Mungkin belum banyak yang tahu apa itu teknologi Hazton? Namun dalam tabloid sinar tani, telah beberapa kali mengulas artikel tentang Teknologi Hazton.
Bagi petani yang sudah terbiasa menggunakan sumber bibit diatas usia 25 harian metode HASTON cocok banget. Hazton merupakan teknik menanam tanaman padi yang mengadaptasi fisiologi tanaman padi itu sendiri. Teknologi Hazton mulai dikembangkan sejak hampir 2 tahun lalu dikembangkan di Kalimantan Barat. Tenologi ini diperkenalkan pertama kali oleh Kepala Dinas Tanaman Pangan dan Hortikultura Kaliantan Barat Hazairin dan salah seorang stafnya bernama Anton sehingga disingkatlah menjadi Hazton.
Menurut sang proklamator teknologi ini, dengan teknik Hazton ini mampu meningkatkan produktivitas tanaman hingga 2 kali lipat, di mana rata-rata produksi padi di Kalimantan Barat rata-rata hanya 3,5 ton/ha namun dengan teknologi hazton bisa mencapai 10 ton/ha.
Apa dan bagaimana teknologi hazton itu sendiri? Sang penemu saat melakukan penelitian tidak melalui pengujian varietas dengan anakan terbanyak, pengaturan jarak tanam, pengaruh pemupukan, pengolahan tanah dan sebagainya.
Akan tetapi Hazairin dan Anton menggunakan hipotesa awal yang sederhana yaitu bagaimana memperbanyak indukan produktif yang seragam dan serentak saat mengeluarkan malai.
Penelitian dilakukan dengan cara menanam bibit dengan jumlah 1, 5, 10, 20, 30 dan 40 per lubang tanam. Dan hasil penelitian tersebut menunjukkan hasil terbaik adalah jumlah bibit 20 – 30 per lubang.
Jadi Konsep Teknologi Hazton ini ada pada cara menaman yang biasanya hanya 5 bibit perlubang menjadi 20 – 30 per lubang. Bibit-bibit ini tidak menghasilkan anakan melainkan indukan yang sama sehingga hasilnya maksimal.
Bagaimana bisa?
Rahasianya ternyata adalah karena adaptasi fisiologi padi, dimana dengan jumlah bibit 20 -30 masing-masing bibit padi yang berada ditengah rumpun akan terjepit dan cenderung menjadi indukan utama yang produktif dan menghasilkan malai yang prima. Sedangkan bibit yang berada di pinggir rumpun akan menghasilkan 1-3 anakan yang semuanya produktif.

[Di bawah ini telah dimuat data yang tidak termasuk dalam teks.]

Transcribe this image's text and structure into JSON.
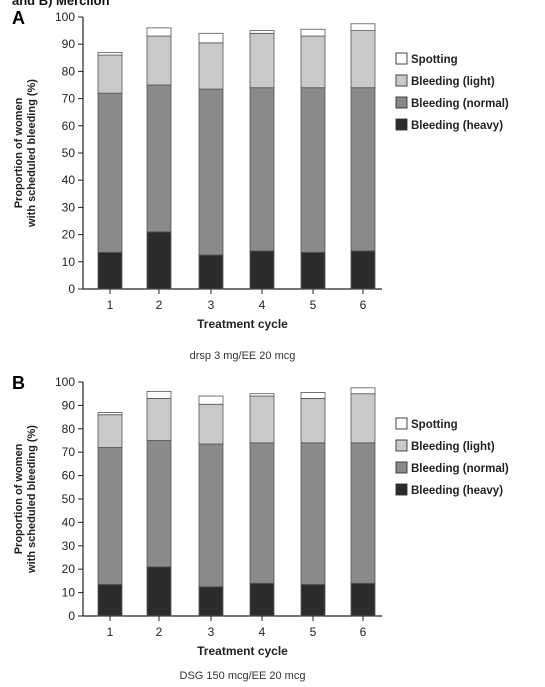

Jadi kesimpulannya : dengan jumlah bibit 20 – 30 per lubang akan menghasilkan anakan produktif sekitar 40 -60 anakan/rumpun sehingga jumlah indukan dan anakan produktif inilah yang akan menghasilkan peningkatan produktivitas dan produksi. Namun dengan banyaknya jumlah bibit yang digunakan, maka benih yang digunakan lebih banyak dari teknik yang biasa dipakai. Sebagai perbandingan benih yang dibutuhkan dengan cara biasa sebanyak 25 kg/ha maka untuk teknologi hazton benih yang dibutuhkan sebanyak 125 kg/ha. Walaupun menggunakan benih yang cukup banyak sang penemu mengklaim dengan menggunakan teknologi hazton petani tetap mendapatkan keuntungan yang besar. Pupuk yang digunakan pun lebih banyak 10 – 25 % dari takaran normal, hanya saja pupuk menjadi lebih efisien karena diserap oleh indukan atau anakan produktif sehingga tanaman menjadi lebih subur. Selain itu teknologi hazton juga menggunakan bibit semai tua yaitu 30 – 35 hari setelah semai terutama untuk daerah endemik hama keong mas dan orong-orong serta lokasi yang terserang banjir.
Hanya saja, teknologi ini masih diragukan efektivitasnya oleh beberapa pihak. Ini dikarenakan dalam teori bercocok tanam penggunaan bibit sebanyak 25 – 30 akan mengakibatkan tanaman akan saling berkompetisi dalam penyerapan unsur hara sehingga akan menyebabkan tanaman tumbuh rendah. Selain itu penggunaan benih yang banyak menyebabkan meningkatnya biaya usaha tani petani. Saat ini pengkajian terhadap teknologi hazton sedang dilaksanakan oleh Balai Besar Penelitian Padi (BB Padi) Sukamandi dengan pembanding teknologi PTT dan metode SRI. Di tengah-tengah upaya Pemerintah dalam mencapai swasembada pangan dan program UPSUS, kita sebagai masyarakat dan konsumen yang ikut berperan sangat menunggu hasilnya. Apapun itu hasilnya patut kita hargai sebagai upaya mendukung program Pemerintah dan untuk kesejahteraan petani.